Les bêtes atteintes sont des caprins adultes. Elles sont apathiques, avec un appétit réduit et une baisse de la production de lait. Une perte de poids progressive, avec des épisodes intermittents de fèces pâteuses, est notée. La difficulté de diagnostiquer la forme chronique est reconnue si un antécédent d’entérotoxémie aiguë ou suraiguë dans le troupeau n’est pas connu.

TABLEAU LÉSIONNEL

Les lésions digestives sont prédominantes. Le tableau nécropsique est dominé par une colite et une typhlite fibrino-hémorragique, accompagnée d’un œdème du mésentère adjacent (voir photo 1). L’entérite, l’œdème pulmonaire, la nécrose des tubules rénaux et un œdème des nœuds lymphatiques mésentériques sont ensuite observés.
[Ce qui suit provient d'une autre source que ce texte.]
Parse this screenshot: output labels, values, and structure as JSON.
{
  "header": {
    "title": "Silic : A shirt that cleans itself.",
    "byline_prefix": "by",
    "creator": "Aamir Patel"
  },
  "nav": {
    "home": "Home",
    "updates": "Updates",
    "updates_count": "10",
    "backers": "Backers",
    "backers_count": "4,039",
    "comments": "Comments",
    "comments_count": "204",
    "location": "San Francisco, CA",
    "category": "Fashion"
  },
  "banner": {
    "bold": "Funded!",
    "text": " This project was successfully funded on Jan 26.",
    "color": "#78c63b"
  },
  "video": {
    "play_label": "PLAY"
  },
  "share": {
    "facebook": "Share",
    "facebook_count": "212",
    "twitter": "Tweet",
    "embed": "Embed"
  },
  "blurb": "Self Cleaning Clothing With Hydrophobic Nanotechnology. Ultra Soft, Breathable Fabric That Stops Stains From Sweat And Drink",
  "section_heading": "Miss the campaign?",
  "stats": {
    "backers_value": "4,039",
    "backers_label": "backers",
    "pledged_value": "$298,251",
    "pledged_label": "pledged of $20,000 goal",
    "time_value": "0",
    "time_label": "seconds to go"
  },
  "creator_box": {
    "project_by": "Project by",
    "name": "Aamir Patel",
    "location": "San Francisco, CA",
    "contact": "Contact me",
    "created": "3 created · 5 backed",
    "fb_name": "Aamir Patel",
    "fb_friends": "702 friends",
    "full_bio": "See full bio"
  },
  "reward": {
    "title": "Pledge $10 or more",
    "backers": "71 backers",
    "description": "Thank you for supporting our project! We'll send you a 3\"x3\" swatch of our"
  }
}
La caillette et l’intestin grêle sont rarement atteints. Le cas échéant, les lésions sont hémorragiques, fibrineuses ou nécrotiques. L’hydropéricarde, fréquent chez les ovins, est assez rare chez les caprins.

Si l’autopsie est réalisée rapidement après la mort, la découverte de reins mous ou pulpeux (voir photo 2) confirme le diagnostic d’entérotoxémie de type D. Cependant, si l’examen n’est pas réalisé rapidement, ce critère perd de sa valeur diagnostique, car l’autolyse du rein est notée quelle que soit la cause de la mort.